So we wrote our own library on top of that called FastAI, which just makes a lot of things much easier. And so FastAI is now super popular in its own right. It's available on every major cloud platform. Lots and lots of research is coming out of it. Lots of Fortune 500 companies are using it.

And it's kind of really cool. We often get messages like this from people saying, "Oh, I just started using FastAI. I used to use TensorFlow and the first thing I tried, everything's so much better. How could it be this much better? I thought deep learning was deep learning." And then somebody else replied, founder of this company, saying, "Yep, that's what we found.

We used to use TensorFlow. We spent months tweaking it. FastAI used it and immediately got better results." So I mean, the main thing we teach is the concepts, the understanding of what we're doing. So in a sense, having great software doesn't matter as much. But it sure is nice that when you do something correctly, it would be nice to get a world-class result rather than have to spend months fiddling around with things.

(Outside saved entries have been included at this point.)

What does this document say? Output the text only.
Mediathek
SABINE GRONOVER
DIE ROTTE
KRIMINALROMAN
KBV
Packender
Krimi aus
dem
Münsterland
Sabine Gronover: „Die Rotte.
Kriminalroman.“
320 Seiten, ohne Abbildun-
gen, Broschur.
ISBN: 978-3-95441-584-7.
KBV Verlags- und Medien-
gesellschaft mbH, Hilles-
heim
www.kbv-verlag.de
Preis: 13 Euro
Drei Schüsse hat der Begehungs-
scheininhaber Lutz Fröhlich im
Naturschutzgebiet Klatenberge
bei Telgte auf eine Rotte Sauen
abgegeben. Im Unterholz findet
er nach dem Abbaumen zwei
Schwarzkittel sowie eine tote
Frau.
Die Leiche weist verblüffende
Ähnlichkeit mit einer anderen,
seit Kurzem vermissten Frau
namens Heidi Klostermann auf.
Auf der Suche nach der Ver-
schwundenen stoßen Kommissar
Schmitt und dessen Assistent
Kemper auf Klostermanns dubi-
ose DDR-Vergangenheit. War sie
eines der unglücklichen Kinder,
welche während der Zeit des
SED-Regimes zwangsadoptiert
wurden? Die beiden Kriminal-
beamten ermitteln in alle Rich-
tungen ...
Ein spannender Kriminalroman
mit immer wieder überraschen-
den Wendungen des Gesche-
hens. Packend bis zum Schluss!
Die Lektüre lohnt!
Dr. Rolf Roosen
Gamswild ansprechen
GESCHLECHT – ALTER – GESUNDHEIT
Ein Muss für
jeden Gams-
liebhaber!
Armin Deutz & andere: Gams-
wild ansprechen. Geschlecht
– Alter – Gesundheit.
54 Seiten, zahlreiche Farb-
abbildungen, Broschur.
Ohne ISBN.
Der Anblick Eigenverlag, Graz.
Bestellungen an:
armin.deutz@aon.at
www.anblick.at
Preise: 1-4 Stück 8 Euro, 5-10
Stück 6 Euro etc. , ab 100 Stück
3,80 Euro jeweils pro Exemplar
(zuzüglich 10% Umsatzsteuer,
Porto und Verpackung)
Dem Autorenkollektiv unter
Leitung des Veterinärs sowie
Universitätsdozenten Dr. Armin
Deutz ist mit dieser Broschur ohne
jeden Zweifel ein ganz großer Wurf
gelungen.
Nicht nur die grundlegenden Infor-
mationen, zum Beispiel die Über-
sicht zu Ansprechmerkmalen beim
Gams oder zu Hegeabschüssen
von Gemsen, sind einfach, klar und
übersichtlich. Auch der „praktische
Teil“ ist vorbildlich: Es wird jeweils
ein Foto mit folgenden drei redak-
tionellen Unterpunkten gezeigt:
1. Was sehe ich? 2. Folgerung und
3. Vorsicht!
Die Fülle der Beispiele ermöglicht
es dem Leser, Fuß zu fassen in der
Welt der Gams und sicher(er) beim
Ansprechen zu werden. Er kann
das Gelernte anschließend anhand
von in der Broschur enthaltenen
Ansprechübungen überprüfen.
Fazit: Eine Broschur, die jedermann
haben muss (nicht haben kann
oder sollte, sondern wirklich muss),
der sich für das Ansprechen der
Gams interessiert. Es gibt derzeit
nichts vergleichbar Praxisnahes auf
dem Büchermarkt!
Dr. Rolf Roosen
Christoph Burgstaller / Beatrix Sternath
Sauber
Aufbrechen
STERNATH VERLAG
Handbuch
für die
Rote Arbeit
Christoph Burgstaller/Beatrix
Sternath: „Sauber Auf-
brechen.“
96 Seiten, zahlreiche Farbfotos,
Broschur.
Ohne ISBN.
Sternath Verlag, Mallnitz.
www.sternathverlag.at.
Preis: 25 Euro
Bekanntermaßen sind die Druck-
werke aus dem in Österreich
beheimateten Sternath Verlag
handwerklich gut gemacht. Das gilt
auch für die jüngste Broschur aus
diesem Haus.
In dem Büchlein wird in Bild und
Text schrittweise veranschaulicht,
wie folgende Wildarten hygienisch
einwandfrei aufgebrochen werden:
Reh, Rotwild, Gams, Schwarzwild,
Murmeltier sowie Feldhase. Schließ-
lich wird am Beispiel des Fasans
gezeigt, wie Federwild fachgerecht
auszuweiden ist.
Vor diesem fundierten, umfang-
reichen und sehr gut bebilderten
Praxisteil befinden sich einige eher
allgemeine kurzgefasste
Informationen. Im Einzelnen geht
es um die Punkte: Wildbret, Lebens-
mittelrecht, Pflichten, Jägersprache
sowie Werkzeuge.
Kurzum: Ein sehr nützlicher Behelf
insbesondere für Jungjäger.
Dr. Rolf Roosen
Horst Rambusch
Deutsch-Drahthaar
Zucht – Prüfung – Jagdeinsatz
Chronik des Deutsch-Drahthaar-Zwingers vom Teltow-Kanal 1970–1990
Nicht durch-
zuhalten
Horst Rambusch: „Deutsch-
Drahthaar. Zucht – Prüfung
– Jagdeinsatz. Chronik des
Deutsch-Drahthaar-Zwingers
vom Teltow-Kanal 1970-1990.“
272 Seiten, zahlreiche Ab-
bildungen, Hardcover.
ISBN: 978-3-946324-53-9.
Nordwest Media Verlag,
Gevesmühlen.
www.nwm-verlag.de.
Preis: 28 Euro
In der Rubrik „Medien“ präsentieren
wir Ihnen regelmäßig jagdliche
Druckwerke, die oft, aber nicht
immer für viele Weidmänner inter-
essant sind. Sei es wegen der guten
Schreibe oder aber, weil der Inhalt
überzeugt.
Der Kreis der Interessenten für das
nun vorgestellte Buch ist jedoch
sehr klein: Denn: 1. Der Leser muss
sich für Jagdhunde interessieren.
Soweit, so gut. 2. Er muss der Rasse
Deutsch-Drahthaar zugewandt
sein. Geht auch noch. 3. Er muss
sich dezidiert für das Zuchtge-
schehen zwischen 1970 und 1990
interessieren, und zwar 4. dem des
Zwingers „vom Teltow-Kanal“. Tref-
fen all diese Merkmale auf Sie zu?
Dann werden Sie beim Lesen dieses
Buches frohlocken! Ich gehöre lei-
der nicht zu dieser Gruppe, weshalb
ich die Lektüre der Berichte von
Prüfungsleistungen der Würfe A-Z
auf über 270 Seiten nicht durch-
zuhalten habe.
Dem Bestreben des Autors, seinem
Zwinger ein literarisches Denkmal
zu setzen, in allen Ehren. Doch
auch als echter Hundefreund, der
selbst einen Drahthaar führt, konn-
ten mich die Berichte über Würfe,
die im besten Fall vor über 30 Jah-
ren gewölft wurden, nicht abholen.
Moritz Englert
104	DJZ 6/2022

So for example, with the previous version of FastAI, when we compared it to Keras, which is the main equivalent kind of API on top of TensorFlow, comparing it to the code that Keras makes available for a particular problem, we found our error was about half of the Keras error.

Our speed was about twice the Keras speed. The amount of lines of code was about one-sixth of the Keras lines of code. Lines of code is important. It's really important because these extra 26 lines of code is like 26 lines of things you have to tweak and change and choose, which is cognitive overhead that you have to deal with.

And if it doesn't work, which one of those extra lines was the problem? Where did you make the mistake? So when we used to use Keras, we used to teach it in the course, this would happen all the time. I would keep finding that things didn't work as well as I hoped they would, and there would be days of figuring out why, and there would be one of those lines of boilerplate where something was true rather than false.

So our view is that you shouldn't have to type more lines of code than necessary, but at the same token, everything should be infinitely customizable. So to get to that point, this course will be the first-ever course to show how to use FastAI version 2, which is officially coming out in July, so we'll be using the pre-release version of it.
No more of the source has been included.